Figure 4 shows the cell culture at different timepoints after release.
To assess the effectiveness of our CTC capture system in whole human blood, we conducted experiments using blood samples spiked with varying concentrations of L3.6pl cells under optimal conditions. Specifically, 2 mL of whole blood was spiked with L3.6pl cells at concentrations of 50, 100, 500, 1000, and 2000 cells per mL, and the samples were processed using the microfluidic device with a flow rate of 1.5 µL/s. Our results, presented in
Figure 5B, demonstrate a strong linear correlation (R
2 = 0.998, n = 3) between the number of spiked cells and the number of cells captured, with an average capture efficiency of 90% ± 3.5%. These findings suggest that our system can effectively capture CTCs from whole blood, even at low concentrations, and has the potential for use in clinical applications.
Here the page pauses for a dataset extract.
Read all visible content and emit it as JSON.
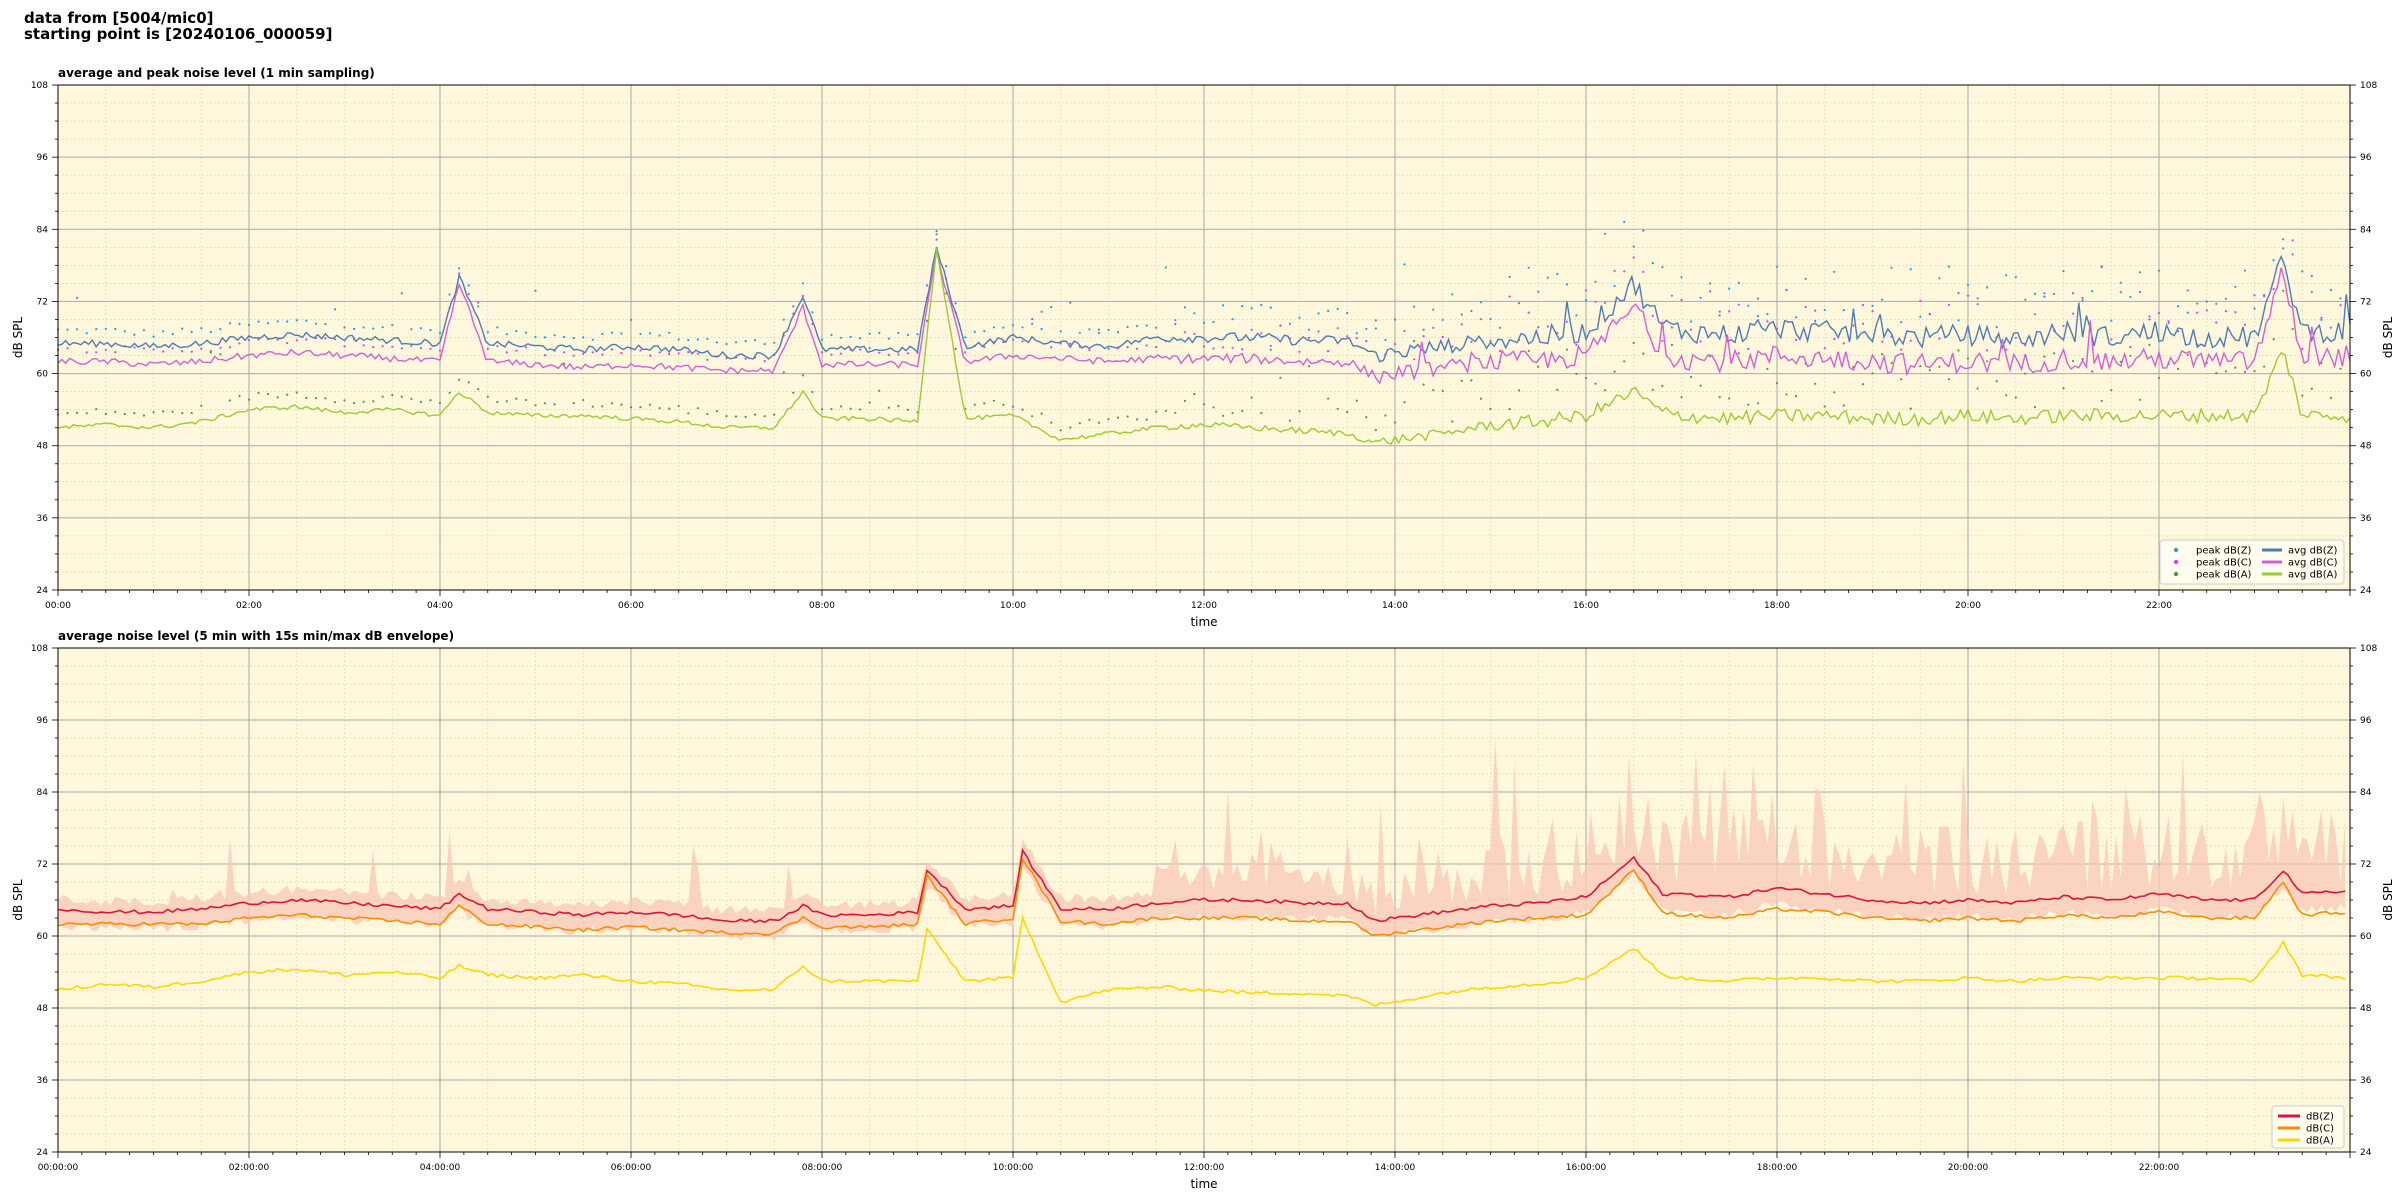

We evaluated the clinical utility of our methodology using blood samples obtained from a small group of patients with metastatic pancreatic cancer. Half of a blood sample (4 mL) was diluted with an equal volume of DPBS and then processed in the antibody-functionalized LFA device to reduce the effect of viscosity. This dilution also helped reduce blood viscosity. The cell sample was then introduced to the LFA device at a flow rate of 1.5 µL/s. After a DPBS washing step, captured cells were fixed with 4% paraformaldehyde (PFA) for 10 min and then permeabilized with 0.2% Triton X-100 for 10 min, followed by permeabilizing with 0.2% Triton X-100 for 10 min. Then, a mixture of labeling antibodies containing 10% of 10 µg/mL FITC anti-cytokeratin, 10% of 10 µg/mL PE anti-CD45, and 80% of 500 nM DAPI was introduced into the LFA device and incubated for 30 min. After DPBS washing, CTCs were enumerated under a microscope. To eliminate false-positive signals, we only considered cytokeratin-positive, CD45-negative, DAPI-positive (CK
+/CD45
−/DAPI
+) cells as CTCs (
Figure 6). Any other labeling formats were considered false-positive signals or cell debris. The average range of CTCs detected in our device was 3–8 CTCs/mL. Our results are in agreement with previous studies and demonstrate an improvement in the recovery efficiency of CTCs. [
11,
22,
25], while also providing valuable insights into the design of LFA with modified nanoparticles, aimed at enhancing their capability to capture circulating tumor cells.
4. Conclusions
In this study, we presented a highly efficient method for capturing CTCs from patient blood samples using an LFA device modified with nanoparticles. By incorporating nanoparticles into the capture process, we significantly increased the capture efficiency of CTCs compared with devices without nanoparticles. Our experimental results demonstrated a capture efficiency of greater than 90%, with over 80% of captured cells successfully released while maintaining high viability levels. Moreover, our methodology allowed for processing 4 mL of blood within 20 min, making it a suitable technique for clinical applications. Our results suggest that nanoparticle conjugation and LFA can be promising strategies for capturing CTCs, which could be further tested and validated as part of clinical trial. The use of nanoparticles in microfluidic devices provides a shorter analytical time for CTC capture and detection, enhanced capture efficiency and specificity, and enhanced capability for sequential analysis after capturing and releasing resulting in a potential point of care for diagnosis and/or treatment monitoring for cancer patients.